Chaired by former High Court Justice Virginia Bell, the interim report tabled Thursday includes 14 actionable recommendations, with five of these proposals withheld from public release to protect ongoing national security operations.

Key public recommendations call for federal and state governments across Australia to prioritize updating and rolling out a uniformly enforced national firearms agreement, alongside advancing a national voluntary gun buyback program to restrict unauthorized access to deadly weapons. The report also urges New South Wales (NSW) authorities to expand the enhanced policing protocols already in place for major Jewish high holy days to cover all high-risk Jewish community events and festivals, particularly those open to the general public.

Additional recommendations include a full operational review of Australia’s joint counter-terrorism response teams, and a requirement that the prime minister and all national cabinet ministers participate in formal counter-terrorism preparedness exercises within nine months of every federal election.

Prime Minister Anthony Albanese announced Thursday that the nation’s National Security Committee has formally approved the implementation of every recommendation laid out in Bell’s report. While Albanese noted the interim findings did not identify a need for immediate emergency changes to existing policy, he emphasized that all levels of government have a continuous responsibility to strengthen protections for Jewish communities across the country.

The road to this royal commission was marked by political pressure. In the immediate aftermath of the attack, Albanese rejected widespread calls for a full royal commission, arguing it would risk fragmenting community cohesion, and instead initially convened a smaller internal review led by former Australian intelligence chief Dennis Richardson. After sustained pressure from victims’ families, cross-party politicians, prominent public figures, and community leaders, the prime minister reversed his position, folding the NSW state inquiry and the initial Richardson review into this broader federal royal commission. In the intervening months, the government has already passed targeted legislative reforms, including tighter gun ownership regulations and strengthened hate speech laws to counter rising antisemitic rhetoric.
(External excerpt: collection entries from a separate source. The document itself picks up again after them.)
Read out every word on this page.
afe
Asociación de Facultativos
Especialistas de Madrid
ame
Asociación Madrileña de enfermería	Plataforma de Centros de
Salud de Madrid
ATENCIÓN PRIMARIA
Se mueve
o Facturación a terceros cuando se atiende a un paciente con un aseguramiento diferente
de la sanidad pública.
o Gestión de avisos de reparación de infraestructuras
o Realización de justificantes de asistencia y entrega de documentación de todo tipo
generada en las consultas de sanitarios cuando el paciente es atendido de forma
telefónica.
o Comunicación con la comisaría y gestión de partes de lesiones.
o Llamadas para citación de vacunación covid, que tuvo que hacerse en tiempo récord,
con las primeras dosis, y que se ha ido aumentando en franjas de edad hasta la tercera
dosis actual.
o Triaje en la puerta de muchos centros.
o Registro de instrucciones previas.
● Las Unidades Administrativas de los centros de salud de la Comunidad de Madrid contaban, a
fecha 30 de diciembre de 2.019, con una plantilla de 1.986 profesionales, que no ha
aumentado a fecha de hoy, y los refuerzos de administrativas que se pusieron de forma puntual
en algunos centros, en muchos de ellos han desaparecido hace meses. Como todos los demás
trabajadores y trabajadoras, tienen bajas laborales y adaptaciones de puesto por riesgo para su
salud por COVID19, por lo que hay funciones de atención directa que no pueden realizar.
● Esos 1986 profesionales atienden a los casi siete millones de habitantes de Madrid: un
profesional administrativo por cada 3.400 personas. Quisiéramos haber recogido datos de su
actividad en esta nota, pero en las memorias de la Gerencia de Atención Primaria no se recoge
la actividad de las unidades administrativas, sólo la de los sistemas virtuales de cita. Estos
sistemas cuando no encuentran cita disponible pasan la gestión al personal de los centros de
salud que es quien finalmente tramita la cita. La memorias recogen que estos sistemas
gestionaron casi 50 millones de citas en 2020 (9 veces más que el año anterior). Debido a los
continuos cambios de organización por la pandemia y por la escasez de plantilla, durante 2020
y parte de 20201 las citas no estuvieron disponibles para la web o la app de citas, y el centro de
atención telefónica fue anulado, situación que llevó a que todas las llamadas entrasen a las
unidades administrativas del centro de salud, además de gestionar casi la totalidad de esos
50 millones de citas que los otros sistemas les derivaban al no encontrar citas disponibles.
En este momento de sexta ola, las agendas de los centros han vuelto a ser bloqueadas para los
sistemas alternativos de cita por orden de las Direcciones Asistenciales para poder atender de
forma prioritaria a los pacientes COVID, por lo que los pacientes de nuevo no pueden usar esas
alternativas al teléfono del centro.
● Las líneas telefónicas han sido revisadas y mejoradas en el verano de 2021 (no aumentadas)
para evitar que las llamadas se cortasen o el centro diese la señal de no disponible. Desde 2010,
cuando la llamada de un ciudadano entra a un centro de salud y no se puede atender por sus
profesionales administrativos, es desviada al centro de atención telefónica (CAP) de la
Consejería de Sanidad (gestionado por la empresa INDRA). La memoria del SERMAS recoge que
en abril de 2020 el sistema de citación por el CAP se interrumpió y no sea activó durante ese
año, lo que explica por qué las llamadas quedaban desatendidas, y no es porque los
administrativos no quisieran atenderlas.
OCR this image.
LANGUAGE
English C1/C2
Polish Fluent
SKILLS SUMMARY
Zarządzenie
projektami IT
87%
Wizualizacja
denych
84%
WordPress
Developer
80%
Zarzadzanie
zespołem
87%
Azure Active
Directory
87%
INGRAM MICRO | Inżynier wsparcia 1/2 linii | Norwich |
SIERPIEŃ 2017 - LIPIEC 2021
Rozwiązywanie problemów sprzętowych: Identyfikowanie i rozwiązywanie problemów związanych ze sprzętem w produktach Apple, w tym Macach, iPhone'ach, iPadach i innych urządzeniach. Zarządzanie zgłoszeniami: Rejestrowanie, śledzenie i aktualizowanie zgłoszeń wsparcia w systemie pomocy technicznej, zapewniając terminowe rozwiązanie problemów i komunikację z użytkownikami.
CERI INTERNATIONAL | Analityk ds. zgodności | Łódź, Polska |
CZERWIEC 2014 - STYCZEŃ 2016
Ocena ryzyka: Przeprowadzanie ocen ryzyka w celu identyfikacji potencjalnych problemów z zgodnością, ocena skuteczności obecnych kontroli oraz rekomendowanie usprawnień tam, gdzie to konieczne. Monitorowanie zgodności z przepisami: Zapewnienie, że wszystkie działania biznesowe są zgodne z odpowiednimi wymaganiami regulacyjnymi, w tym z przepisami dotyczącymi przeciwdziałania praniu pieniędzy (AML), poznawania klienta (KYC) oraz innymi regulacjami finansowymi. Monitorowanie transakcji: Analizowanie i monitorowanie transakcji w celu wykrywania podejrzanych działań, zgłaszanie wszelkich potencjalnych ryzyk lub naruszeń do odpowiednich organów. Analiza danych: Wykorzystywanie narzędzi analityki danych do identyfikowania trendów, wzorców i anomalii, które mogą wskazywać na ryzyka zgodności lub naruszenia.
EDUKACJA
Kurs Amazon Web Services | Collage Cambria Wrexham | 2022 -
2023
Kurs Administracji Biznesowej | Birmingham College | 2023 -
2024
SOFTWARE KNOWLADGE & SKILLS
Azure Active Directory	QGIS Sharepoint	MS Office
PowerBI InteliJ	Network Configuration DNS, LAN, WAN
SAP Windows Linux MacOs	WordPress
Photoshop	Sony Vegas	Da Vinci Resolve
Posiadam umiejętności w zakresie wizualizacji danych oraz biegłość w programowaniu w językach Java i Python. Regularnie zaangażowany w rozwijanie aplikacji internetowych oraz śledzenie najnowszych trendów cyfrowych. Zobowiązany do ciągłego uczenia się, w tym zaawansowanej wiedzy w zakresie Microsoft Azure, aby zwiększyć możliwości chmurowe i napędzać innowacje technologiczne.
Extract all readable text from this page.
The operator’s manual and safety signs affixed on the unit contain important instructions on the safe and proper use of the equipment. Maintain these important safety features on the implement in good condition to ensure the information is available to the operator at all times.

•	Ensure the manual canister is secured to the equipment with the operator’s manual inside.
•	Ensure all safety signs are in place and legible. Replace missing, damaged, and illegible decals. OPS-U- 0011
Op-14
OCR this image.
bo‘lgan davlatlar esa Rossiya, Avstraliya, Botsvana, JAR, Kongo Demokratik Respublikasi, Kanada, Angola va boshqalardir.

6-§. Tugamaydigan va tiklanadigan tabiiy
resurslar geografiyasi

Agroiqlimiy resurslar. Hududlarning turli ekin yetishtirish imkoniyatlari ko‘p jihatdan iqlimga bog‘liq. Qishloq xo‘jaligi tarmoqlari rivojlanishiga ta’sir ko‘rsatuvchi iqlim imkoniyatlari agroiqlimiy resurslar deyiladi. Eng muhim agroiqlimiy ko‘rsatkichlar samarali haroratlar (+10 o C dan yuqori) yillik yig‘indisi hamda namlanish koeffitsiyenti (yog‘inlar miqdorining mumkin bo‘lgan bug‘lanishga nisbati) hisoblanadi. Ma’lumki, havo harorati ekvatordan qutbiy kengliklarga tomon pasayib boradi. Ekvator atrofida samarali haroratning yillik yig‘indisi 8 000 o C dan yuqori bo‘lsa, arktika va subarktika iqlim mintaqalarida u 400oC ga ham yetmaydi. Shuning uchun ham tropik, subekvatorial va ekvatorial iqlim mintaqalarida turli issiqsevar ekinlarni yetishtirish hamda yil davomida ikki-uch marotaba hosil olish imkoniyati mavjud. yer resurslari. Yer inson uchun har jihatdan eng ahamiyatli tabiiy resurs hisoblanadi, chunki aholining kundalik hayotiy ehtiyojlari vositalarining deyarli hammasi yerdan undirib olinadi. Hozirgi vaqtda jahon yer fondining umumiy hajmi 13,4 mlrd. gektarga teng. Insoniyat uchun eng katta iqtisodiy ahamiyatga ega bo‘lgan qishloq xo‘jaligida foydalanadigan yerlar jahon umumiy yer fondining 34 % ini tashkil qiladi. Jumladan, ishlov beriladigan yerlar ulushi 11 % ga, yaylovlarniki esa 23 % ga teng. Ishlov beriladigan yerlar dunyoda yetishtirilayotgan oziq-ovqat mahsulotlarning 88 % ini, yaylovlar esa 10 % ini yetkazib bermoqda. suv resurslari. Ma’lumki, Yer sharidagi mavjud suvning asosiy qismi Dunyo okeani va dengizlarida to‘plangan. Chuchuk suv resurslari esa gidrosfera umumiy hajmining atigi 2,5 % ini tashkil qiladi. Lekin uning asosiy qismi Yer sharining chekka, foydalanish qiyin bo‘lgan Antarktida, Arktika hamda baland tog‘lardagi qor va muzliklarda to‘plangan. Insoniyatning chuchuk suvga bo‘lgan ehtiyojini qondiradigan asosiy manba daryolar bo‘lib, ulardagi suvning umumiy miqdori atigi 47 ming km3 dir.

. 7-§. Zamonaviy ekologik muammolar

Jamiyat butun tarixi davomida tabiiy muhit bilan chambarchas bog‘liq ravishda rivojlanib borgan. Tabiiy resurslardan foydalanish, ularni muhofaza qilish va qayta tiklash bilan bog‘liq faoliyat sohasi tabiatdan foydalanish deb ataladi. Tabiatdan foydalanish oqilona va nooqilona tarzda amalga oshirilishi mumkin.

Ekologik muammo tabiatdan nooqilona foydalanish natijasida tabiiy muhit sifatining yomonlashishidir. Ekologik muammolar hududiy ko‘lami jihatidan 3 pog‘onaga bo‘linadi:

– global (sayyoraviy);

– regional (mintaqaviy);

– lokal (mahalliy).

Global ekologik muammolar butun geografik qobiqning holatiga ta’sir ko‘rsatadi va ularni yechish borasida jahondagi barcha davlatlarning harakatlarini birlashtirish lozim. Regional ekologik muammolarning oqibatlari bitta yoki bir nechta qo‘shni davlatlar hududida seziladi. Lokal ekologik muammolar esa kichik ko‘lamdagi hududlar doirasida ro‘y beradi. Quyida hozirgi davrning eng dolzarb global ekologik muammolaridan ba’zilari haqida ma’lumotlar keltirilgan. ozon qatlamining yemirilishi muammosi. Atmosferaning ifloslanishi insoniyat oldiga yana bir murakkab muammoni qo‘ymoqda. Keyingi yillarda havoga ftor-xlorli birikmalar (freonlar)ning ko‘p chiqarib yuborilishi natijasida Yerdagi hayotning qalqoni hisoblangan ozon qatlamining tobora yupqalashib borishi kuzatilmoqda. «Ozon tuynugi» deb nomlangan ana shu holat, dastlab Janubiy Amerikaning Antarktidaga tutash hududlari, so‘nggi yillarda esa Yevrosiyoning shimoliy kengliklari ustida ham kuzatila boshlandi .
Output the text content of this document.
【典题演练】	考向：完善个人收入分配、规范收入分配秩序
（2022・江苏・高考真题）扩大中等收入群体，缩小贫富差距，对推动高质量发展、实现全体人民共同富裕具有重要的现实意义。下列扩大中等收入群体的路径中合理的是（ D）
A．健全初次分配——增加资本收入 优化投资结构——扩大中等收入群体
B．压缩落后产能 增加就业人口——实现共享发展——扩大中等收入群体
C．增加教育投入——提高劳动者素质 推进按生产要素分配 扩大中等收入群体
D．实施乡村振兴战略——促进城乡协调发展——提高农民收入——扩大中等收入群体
The first round of public hearings for the full inquiry, which will examine broader rising antisemitism across Australian society and institutions as well as the sequence of events that led to the Bondi attack, is scheduled to open Monday. The hearings will open with sessions focused on formally defining antisemitism, mapping how it manifests in different sectors of Australian public life, and centering the lived experiences of Jewish Australians across all communities. Bell has previously noted that the scope of the inquiry’s evidence gathering will be restricted temporarily to avoid interfering with the ongoing criminal proceedings against Naveed Akram. The commission’s full and final report is set to be released on the one-year anniversary of the Bondi Beach attack.